I heard the Libyans give a deep sigh, as though they expected to be called upon to cut me down for those words. I heard the crowd suck in their breath, excited at such a start to the Festival—for it is not every day that these peasants have a chance of seeing a man howling on a javelin point. I saw the hand of Pelias clench about the great hilt of Poseidon’s sword, as though he would step down from the stair and put an end to me. Then, again, I heard the dry cough of Hera, this time as though she were encouraging me, as though she approved of my strange and sudden proud words.

Pelias said, smiling grimly, ‘And where would such a young fool as you go, to be safe?’

I spoke the first thing that came into my head.

‘To Colchis, to the kingdom of Aeëtes, whose gold I would steal. Then I should return here, buy me an army, and take Iolcos from its usurper.’

I was staggered at the words I dared utter. I was even more staggered that Pelias took them in the way he did; for he smiled, nodded his shaggy head, and then said, ‘You are not such a simpleton as I thought, Diomedes-Jason. Or are you? No man has ever sailed to Colchis and then returned to tell the tale. No man has ever bested the Eagle King of Colchis, much less taken his gold. But it might be done—yes, it might be done, by a youth who was prepared to risk all he had to do it.’

He seemed to be thinking deeply about this, when one of my uncles leaned over his shoulder and said, sneering, as it seemed to me, ‘What of this boy’s threat to take your kingdom, Pelias? Is that also a good idea? Have you grown so tired of ruling then?’

Pelias laughed in the sunshine, showing his white teeth under the mask, and the fringe of black hair on his upper lip.

‘Amathaon,’ he said, ‘any man who brought me back a shipload of gold from Colchis might have this midden-heap of a kingdom, and welcome. He would have no need to waste the gold on hiring an army, to sit on the throne at Iolcos.’

My mother gave a gasp at this, high above me, and I heard her. I also heard Hera give a little chuckle as though things were turning out well for the Mother Goddess after all.
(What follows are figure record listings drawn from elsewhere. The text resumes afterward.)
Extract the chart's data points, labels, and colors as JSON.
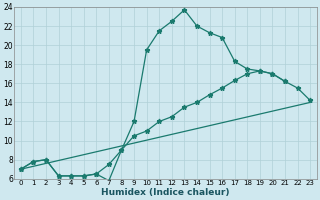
{
  "title": "",
  "xlabel": "Humidex (Indice chaleur)",
  "xlim": [
    -0.5,
    23.5
  ],
  "ylim": [
    6,
    24
  ],
  "xticks": [
    0,
    1,
    2,
    3,
    4,
    5,
    6,
    7,
    8,
    9,
    10,
    11,
    12,
    13,
    14,
    15,
    16,
    17,
    18,
    19,
    20,
    21,
    22,
    23
  ],
  "yticks": [
    6,
    8,
    10,
    12,
    14,
    16,
    18,
    20,
    22,
    24
  ],
  "background_color": "#cfe8ef",
  "grid_color": "#b0d0d8",
  "line_color": "#1a7a6e",
  "line1_x": [
    0,
    1,
    2,
    3,
    4,
    5,
    6,
    7,
    8,
    9,
    10,
    11,
    12,
    13,
    14,
    15,
    16,
    17,
    18,
    19,
    20,
    21
  ],
  "line1_y": [
    7.0,
    7.8,
    8.0,
    6.3,
    6.3,
    6.3,
    6.5,
    5.8,
    9.0,
    12.0,
    19.5,
    21.5,
    22.5,
    23.7,
    22.0,
    21.3,
    20.8,
    18.3,
    17.5,
    17.3,
    17.0,
    16.2
  ],
  "line2_x": [
    0,
    1,
    2,
    3,
    4,
    5,
    6,
    7,
    8,
    9,
    10,
    11,
    12,
    13,
    14,
    15,
    16,
    17,
    18,
    19,
    20,
    21,
    22,
    23
  ],
  "line2_y": [
    7.0,
    7.8,
    8.0,
    6.3,
    6.3,
    6.3,
    6.5,
    7.5,
    9.0,
    10.5,
    11.0,
    12.0,
    12.5,
    13.5,
    14.0,
    14.8,
    15.5,
    16.3,
    17.0,
    17.3,
    17.0,
    16.2,
    15.5,
    14.2
  ],
  "line3_x": [
    0,
    23
  ],
  "line3_y": [
    7.0,
    14.0
  ]
}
I said, ‘Before the people, who are my witnesses, Pelias, I accept that challenge. I’ll buy your kingdom for a cargo of gold from Colchis. Now what do you say?’
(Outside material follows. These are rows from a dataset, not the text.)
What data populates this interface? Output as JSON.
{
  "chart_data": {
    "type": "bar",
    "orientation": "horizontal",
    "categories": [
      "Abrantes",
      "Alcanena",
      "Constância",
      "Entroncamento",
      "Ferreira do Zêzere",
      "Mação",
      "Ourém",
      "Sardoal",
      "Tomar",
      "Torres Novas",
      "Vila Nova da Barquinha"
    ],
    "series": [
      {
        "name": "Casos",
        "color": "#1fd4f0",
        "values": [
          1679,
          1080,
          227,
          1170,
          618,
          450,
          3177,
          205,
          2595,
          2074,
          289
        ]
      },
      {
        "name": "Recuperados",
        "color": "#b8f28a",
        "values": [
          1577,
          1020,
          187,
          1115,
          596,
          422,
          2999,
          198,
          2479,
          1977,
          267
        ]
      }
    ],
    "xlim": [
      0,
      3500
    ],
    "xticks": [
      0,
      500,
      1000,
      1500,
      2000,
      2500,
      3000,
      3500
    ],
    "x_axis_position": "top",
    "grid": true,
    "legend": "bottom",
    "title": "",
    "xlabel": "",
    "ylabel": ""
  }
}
He laughed down on me like an indulgent teacher who humours a forward child and said, ‘Aeëtes, the Eagle King, will hang you in a tree and shoot arrows at you. Either that or he will feed you to his bulls or his great snake. But why should I care? I am prepared to gamble a ship on such a venture, and if it does not succeed, then we will raise the taxes here to pay for the lost timber. Your death would affect no one.’